Graduated PhD students
Mark Klaisoongnoen explored the role of FPGAs in accelerating quantitative finance workloads in an energy efficient manner. He worked with STAC research, the finance industry standard community body that develops numerous benchmarks for evaluating technologies for financial applications. Based upon Mark’s work he was been able to not only deliver significant energy reductions compared to CPUs or GPUs, but furthermore significantly outperform these technologies for specific quantitative finance benchmarks. This is because the performance of these are bound by aspects other than compute, and-so the bespoke nature of FPGAs where one can develop memory hierarchies and logic which is specialised for the problem in question is highly beneficial here. Mark also explored the role of AMD Xilinx AI engines for quantitative finance workloads, which was an activity that he began during an internship with HPE, and resulted in an ISFPGA paper.

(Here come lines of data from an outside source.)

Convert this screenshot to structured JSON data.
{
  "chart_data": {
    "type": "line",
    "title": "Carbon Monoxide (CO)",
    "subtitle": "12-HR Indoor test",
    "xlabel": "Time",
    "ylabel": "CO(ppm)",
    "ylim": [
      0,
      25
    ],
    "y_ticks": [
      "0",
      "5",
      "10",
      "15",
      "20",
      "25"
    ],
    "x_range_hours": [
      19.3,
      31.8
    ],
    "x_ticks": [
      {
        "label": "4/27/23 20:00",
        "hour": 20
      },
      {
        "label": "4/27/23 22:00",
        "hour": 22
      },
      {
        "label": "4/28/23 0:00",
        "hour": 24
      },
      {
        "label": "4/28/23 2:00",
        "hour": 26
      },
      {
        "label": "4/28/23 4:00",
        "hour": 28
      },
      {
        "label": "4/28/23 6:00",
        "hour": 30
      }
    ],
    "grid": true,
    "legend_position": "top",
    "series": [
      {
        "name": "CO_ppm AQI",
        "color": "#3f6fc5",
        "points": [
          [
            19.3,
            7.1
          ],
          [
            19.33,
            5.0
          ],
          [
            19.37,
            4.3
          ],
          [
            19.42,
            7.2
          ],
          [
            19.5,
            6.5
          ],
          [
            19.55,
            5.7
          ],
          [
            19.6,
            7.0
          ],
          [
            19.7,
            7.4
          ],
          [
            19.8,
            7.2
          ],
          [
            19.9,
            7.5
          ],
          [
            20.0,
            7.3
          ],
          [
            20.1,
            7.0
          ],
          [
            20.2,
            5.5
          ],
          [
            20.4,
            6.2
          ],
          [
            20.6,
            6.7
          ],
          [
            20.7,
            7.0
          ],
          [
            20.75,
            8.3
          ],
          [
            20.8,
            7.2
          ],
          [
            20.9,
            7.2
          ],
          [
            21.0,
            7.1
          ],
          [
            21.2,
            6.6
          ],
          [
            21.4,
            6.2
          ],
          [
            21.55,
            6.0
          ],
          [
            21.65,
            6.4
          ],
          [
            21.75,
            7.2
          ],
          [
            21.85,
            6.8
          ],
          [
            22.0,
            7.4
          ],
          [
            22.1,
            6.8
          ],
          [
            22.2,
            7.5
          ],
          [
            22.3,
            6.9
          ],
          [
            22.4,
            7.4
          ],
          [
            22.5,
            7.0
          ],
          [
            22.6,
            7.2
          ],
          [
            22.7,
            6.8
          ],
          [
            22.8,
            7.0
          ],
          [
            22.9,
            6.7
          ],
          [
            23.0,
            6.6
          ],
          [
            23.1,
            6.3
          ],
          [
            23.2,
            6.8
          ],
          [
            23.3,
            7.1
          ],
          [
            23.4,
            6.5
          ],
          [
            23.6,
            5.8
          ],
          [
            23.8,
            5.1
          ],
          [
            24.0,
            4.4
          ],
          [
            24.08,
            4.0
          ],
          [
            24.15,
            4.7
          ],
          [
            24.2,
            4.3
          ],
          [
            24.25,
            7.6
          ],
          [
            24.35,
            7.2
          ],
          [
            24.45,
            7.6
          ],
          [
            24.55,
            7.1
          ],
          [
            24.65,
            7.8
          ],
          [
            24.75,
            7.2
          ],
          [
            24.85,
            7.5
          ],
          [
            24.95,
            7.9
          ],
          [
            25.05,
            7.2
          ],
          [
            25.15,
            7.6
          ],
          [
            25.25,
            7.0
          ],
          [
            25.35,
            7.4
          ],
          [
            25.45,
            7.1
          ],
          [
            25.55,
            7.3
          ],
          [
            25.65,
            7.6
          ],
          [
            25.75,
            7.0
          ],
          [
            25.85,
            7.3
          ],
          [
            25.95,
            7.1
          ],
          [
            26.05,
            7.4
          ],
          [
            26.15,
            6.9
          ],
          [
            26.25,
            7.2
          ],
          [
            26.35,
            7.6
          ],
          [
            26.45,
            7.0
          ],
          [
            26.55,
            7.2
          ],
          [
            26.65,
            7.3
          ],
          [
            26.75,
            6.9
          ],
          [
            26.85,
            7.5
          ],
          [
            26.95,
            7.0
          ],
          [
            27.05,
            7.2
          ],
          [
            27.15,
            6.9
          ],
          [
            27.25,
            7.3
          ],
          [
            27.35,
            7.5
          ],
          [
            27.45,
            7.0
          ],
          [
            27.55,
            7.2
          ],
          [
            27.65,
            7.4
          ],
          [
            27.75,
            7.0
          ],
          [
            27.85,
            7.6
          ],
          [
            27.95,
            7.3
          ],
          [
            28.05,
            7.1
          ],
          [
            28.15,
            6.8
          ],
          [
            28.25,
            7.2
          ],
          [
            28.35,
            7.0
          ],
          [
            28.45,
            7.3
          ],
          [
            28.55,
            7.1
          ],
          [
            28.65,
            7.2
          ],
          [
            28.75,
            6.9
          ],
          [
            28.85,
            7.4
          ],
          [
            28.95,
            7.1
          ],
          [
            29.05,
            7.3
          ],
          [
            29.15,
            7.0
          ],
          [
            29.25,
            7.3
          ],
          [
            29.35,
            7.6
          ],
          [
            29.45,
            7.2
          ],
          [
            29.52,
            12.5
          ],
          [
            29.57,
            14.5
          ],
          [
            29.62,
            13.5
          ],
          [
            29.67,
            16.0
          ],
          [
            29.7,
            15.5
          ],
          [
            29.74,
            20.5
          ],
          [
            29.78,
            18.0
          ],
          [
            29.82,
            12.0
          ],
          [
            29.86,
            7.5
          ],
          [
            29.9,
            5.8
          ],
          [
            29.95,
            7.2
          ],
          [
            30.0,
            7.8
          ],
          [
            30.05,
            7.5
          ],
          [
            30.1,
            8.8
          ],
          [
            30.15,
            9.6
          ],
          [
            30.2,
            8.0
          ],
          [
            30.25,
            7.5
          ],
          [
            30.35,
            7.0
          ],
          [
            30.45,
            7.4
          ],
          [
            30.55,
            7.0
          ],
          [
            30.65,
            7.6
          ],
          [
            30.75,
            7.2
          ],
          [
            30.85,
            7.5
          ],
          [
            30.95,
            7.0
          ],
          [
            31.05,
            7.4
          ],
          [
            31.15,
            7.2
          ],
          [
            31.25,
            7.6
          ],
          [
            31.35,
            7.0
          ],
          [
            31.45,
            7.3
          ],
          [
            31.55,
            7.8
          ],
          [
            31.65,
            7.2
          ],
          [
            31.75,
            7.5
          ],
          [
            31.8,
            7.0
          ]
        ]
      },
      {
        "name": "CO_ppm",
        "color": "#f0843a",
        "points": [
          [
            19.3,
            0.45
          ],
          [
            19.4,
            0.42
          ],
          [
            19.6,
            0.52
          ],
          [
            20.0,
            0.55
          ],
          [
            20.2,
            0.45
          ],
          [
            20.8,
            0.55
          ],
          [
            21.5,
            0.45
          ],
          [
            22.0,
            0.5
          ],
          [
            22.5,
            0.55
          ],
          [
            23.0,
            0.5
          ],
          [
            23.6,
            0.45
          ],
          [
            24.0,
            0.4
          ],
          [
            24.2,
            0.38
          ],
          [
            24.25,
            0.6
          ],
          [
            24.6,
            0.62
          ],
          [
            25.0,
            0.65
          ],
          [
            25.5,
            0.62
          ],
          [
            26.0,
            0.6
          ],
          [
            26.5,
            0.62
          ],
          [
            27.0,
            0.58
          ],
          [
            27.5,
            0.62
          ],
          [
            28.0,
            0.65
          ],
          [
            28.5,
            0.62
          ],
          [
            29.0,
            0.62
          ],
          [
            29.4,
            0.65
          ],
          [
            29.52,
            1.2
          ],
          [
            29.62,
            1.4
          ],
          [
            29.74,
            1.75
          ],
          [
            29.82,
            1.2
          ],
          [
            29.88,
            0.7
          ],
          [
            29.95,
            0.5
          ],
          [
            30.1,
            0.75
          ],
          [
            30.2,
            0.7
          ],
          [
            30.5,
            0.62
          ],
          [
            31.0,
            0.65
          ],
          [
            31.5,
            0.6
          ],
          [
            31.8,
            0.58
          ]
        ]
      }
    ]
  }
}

Ludovic Capelli studied with me exploring bringing HPC methods and techniques to the vertex centric programming model. First developed by Google in 2010, vertex centric provides programmer productivity in graph based processing. However, until this work it typically required significant memory resources and performed poorly, with numerous frameworks compromising to optimise these features at the code of productivity. This work significantly enhanced vertex centric for both shared and distributed memory architectures, reducing memory usage by several orders of magnitude and Ludovic holds an (unofficial) world record for the largest vertex centric graph (750 billion edges) ever processed within a single node without requiring out-of-core computation. Developing a distributed version of his iPregel framework, called DiP, he was able to process graphs comprising 1.6 trillion edges using vertex centric. During his PhD Ludovic undertook internships with the National Institute of Informatics (NII) in Tokyo and Renault. He was also awarded a prestigious Huawei PhD fellowship and now works for EPCC as a teaching fellow.
Maurice Jamieson studied providing performance and programmer productivity on low SWaP micro-core architectures. These CPUs are typically very simple, have tiny memory spaces (e.g. 32KB or less) with no hardware caching support, and run bare-metal without an operating system. His work resulted in the development of a framework called Vipera for dynamic languages on these architectures, enabling at or near native C code performance for languages such as Python resulting in a CC paper. Furthermore, using Vipera one is able to run codes of arbitrary sizes and datasets with a memory requirement of approximately 4KB, thus decoupling the requirements of an application from that of the hardware entirely from software. During the course of his research he also developed the Eithne benchmarking framework to enable easier measurement of codes on this class of architecture. Maurice now works for EPCC as a software architect.